Когда я вышел во двор, папа успел выпить и сделал вид, будто не замечает меня. День тихий, теплый, и ветки на деревьях запахли весной. Папа решил выпустить из сарая коз, но не мог вместе с Танечкой справиться с ними или же специально выпускал в сад — может, радуясь засыхающим яблоням, которые посадила мама. Я пытался выгнать коз, но заборы в саду поломаны, и, когда я стал чинить их, Танька заявила, что это не мои заборы. Чтобы разобраться, чьи они, на это надо жизнь положить; жалко жизни — я проходил мимо, будто не замечая, как козы обгрызали кору на стволах, — при этом сердце кровью обливалось.
Короткая стрижка
Люба собиралась жарить рыбу.
— Будешь в муке валять? — спрашиваю.
— Не буду.
— Ты же раньше валяла.
— А сейчас не валяю.
— Почему ты сейчас не валяешь?
— Ну, вот раньше валяла, — отвечает, — а сейчас не валяю.
Нажарила она рыбы, а за обедом ни слова.
— Ты не видишь? — сказал я Любе. — Из нашей жизни ничего не получается. Давай лучше расстанемся.
— Я давно ожидаю, — сказала она, — когда ты уйдешь.
Я собрал чемодан, а Люба оделась в магазин, — вышли вместе. Я в последний раз оглянулся.
— Украли номер!
— Какой еще номер?
— С двери, — показываю. — Интересно, когда выкрутили?
— Этой ночью.
— Ты слышала?
— Я так чувствую.
— Как это можно почувствовать?
— С тех пор, — объяснила Люба, — как ты начал рисовать портреты.
Мы вышли на улицу и разошлись в разные стороны. Я даже пошел, куда не надо, — чтобы не идти вместе до перекрестка. Сначала решил зайти к Кате. Она открывает — показала глазами, что муж дома.
— Представляешь, — шепчет, — он тоже захотел портрет.
Как раз выглянул Филя, я ему говорю:
— Начнем хоть завтра. — И тут же объясняю: — Ушел от Любы. Можно, я оставлю чемодан?
Зазвонил телефон, и Катя передает мне трубку.
— Кто это? — удивляюсь.
— Сам знаешь — кто, — усмехнулась Катя. — Как она чувствует, где ты!
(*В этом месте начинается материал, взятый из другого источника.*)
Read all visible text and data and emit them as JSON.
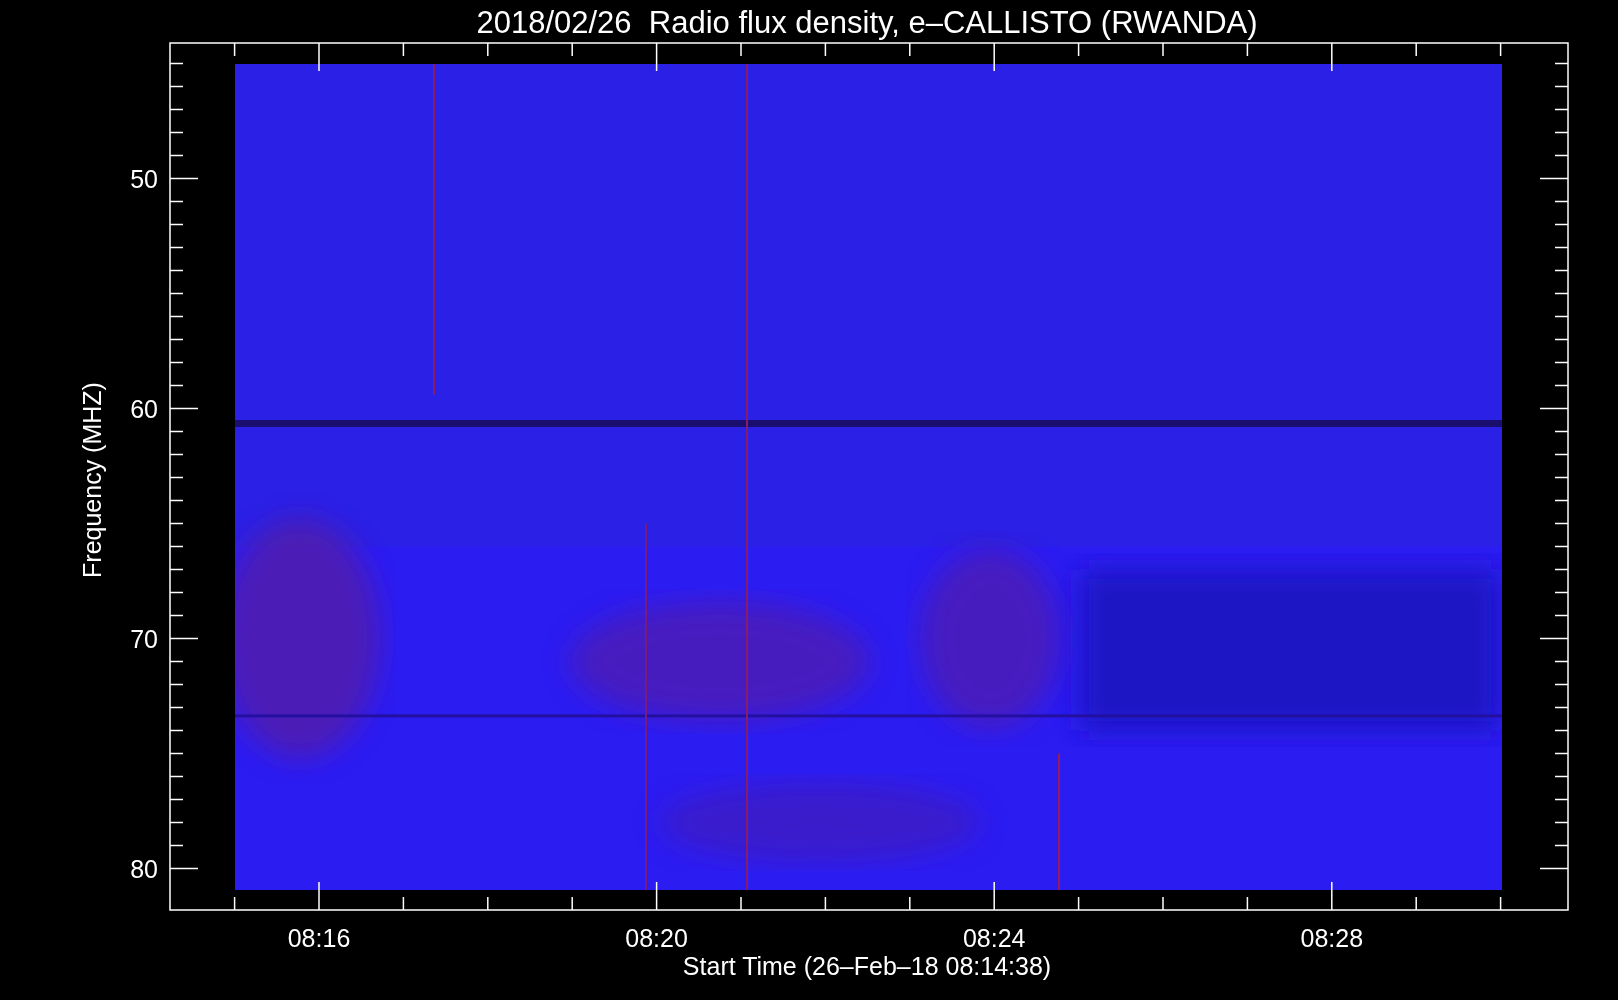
{
  "title": "2018/02/26  Radio flux density, e–CALLISTO (RWANDA)",
  "y_axis": {
    "label": "Frequency (MHZ)",
    "ticks": [
      "50",
      "60",
      "70",
      "80"
    ]
  },
  "x_axis": {
    "label": "Start Time (26–Feb–18 08:14:38)",
    "ticks": [
      "08:16",
      "08:20",
      "08:24",
      "08:28"
    ]
  }
}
Услышав знакомый голос, я приуныл.
— Анареев приглашает нас в ресторан, — залепетала по телефону Люба, — а я не хочу, чтобы он знал, что мы уже не живем вместе.
— Не ходи с ней, — прошептала Катя, но Люба так умоляла, что я согласился.
— Дурак! — сказал мне Филя.
В ресторане вместе с Любой меня ожидала Ася, а ее муж, как всегда, опаздывал. Электричество здесь не включали — в зеркалах отражались фонари на улице. Молоденькая официантка зажгла у нас на столе свечу. Я не мог оторваться от голубых глаз официанточки. В полумраке они светились, вобрав в себя огни от всех фонарей и свечек. Официантка повернулась ко мне, умоляя, чтобы я так не пялился на нее, и я посмотрел в окно. Прохожие стали оглядываться — уж не знаю, куда смотреть, — решил размять ноги… Выйдя из туалета, не мог при свечах найти Асю и Любу; ходил от одного столика к другому, заглядывал в лица дамам, пока не увидел голубоглазую официантку, и я бросился к ней.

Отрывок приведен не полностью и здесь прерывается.